Politica locale attiva

Nasce il gruppo ‘Uniti per Passirano, Monterotondo e Camignone’ per le prossime elezioni

Fondato dai tre assessori dimissionari di agosto: Cinzia Donatella Danesi, Massimiliano Giustacchini e Barbara Ronchi

Nasce il gruppo ‘Uniti per Passirano, Monterotondo e Camignone’ per le prossime elezioni

Il gruppo «Uniti per Passirano, Monterotondo e Camignone» si prepara a scendere in campo per le prossime elezioni amministrative.

Riprende la politica a Passirano

Il silenzio della politica locale a Passirano è giunto al termine. Un nuovo gruppo di cittadini si sta mobilitando con l’obiettivo di presentarsi alle prossime Amministrative, attraverso la lista civica «Uniti per Passirano, Monterotondo e Camignone».

Questa iniziativa non è casuale: i fondatori sonoCinzia Donatella Danesi, Massimiliano Giustacchini e Barbara Ronchi, i tre assessori che ad agosto hanno rassegnato le dimissioni irrevocabili, segnando un punto di rottura con l’attuale Giunta di Mariuccia Raccagni e del suo vice Carlo Cordini. Questo ritorno rappresenta una sfida aperta, trasformando il malcontento in una proposta concreta, pronta a rimettere in discussione gli equilibri del paese.
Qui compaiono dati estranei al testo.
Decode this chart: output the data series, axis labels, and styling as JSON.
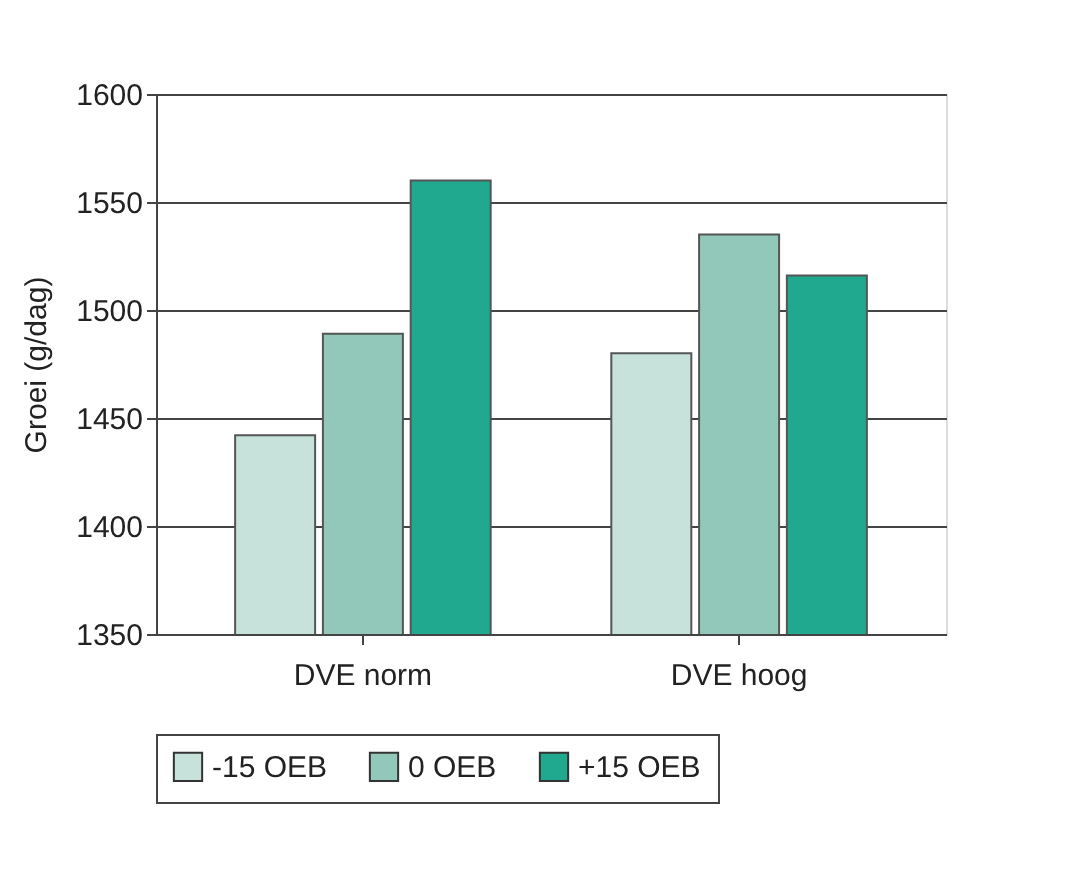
{
  "chart_data": {
    "type": "bar",
    "ylabel": "Groei (g/dag)",
    "categories": [
      "DVE norm",
      "DVE hoog"
    ],
    "series": [
      {
        "name": "-15 OEB",
        "color": "#c6e2da",
        "values": [
          1442,
          1480
        ]
      },
      {
        "name": "0 OEB",
        "color": "#92c8b9",
        "values": [
          1489,
          1535
        ]
      },
      {
        "name": "+15 OEB",
        "color": "#20a98f",
        "values": [
          1560,
          1516
        ]
      }
    ],
    "ylim": [
      1350,
      1600
    ],
    "yticks": [
      1350,
      1400,
      1450,
      1500,
      1550,
      1600
    ],
    "grid": "y",
    "legend": "bottom"
  }
}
Riflessioni su un’estate turbolenta

Per comprendere il significato di questa nuova iniziativa, è necessario tornare indietro all’estate scorsa, quando la maggioranza ha subito la perdita di tre figure chiave. Non si è trattato di semplici dissidi, ma di una frattura profonda, causata dalla percezione di un clima di lavoro poco trasparente e dominato da logiche di controllo. Dopo mesi di osservazione, i tre fondatori hanno deciso di agire, anche a fronte delle ricostruzioni fornite dall’Amministrazione durante la loro assenza:

«Oggi riteniamo sia arrivato il momento di dire con chiarezza ai cittadini cosa è realmente accaduto e perché abbiamo compiuto quella scelta – hanno spiegato – Non per rivalsa, ma per senso delle istituzioni, perché in questi mesi abbiamo assistito a ricostruzioni parziali e a una gestione del confronto pubblico che non riteniamo adeguata al ruolo istituzionale. Amministrare significa governare per tutti, con collegialità e visione, mettendo la comunità prima di ogni logica personalistica».

Un simbolo rappresentativo

Il nuovo gruppo si presenta con un simbolo che riflette l’identità del territorio: un logo che combina il passero di Passirano, il profilo del castello, le tre colline e un grappolo d’uva, emblema della tradizione vitivinicola della Franciacorta. Questa sintesi grafica è stata realizzata con attenzione ai dettagli, e l’ordine delle frazioni nel nome è stato studiato per garantire un equilibrio visivo. Non si tratta di un’iniziativa temporanea: i soci fondatori hanno redatto uno statuto e stanno seguendo meticolosamente le procedure burocratiche necessarie, pronti ad accogliere nuove adesioni da cittadini che non si riconoscono nell’attuale gestione.

Il gruppo si propone come un progetto:

«Autonomo e apartitico, fondato su partecipazione concreta, trasparenza, competenza e centralità delle persone – hanno continuato – Intendiamo riportare equilibrio, dialogo e collaborazione nella vita istituzionale. Oggi, invece, abbiamo l’impressione di un’Amministrazione che si muove ancora come se fosse in campagna elettorale permanente, senza visione condivisa e con difficoltà nel costruire un confronto serio con l’attuale minoranza. E’ tempo di uscire dalla polemica continua e tornare ad amministrare davvero: con competenza, visione e strategia. Oggi tutto questo manca e Passirano merita molto di più».

Incontri con i cittadini

Il prossimo passo è stato delineato. Con le pagine social pronte per il lancio, il gruppo intende anche incontrare i cittadini di persona per raccogliere adesioni, attraverso una serie di eventi nelle frazioni. Le prime date ufficiali saranno comunicate a breve. La strategia è chiara: agire tempestivamente, poiché, in un contesto di difficoltà della maggioranza e le preoccupazioni di un possibile commissariamento, il futuro di Passirano potrebbe essere deciso «anche prima della scadenza naturale» del mandato. I tre ex assessori sono tornati, e questa volta hanno intenzione di rimanere.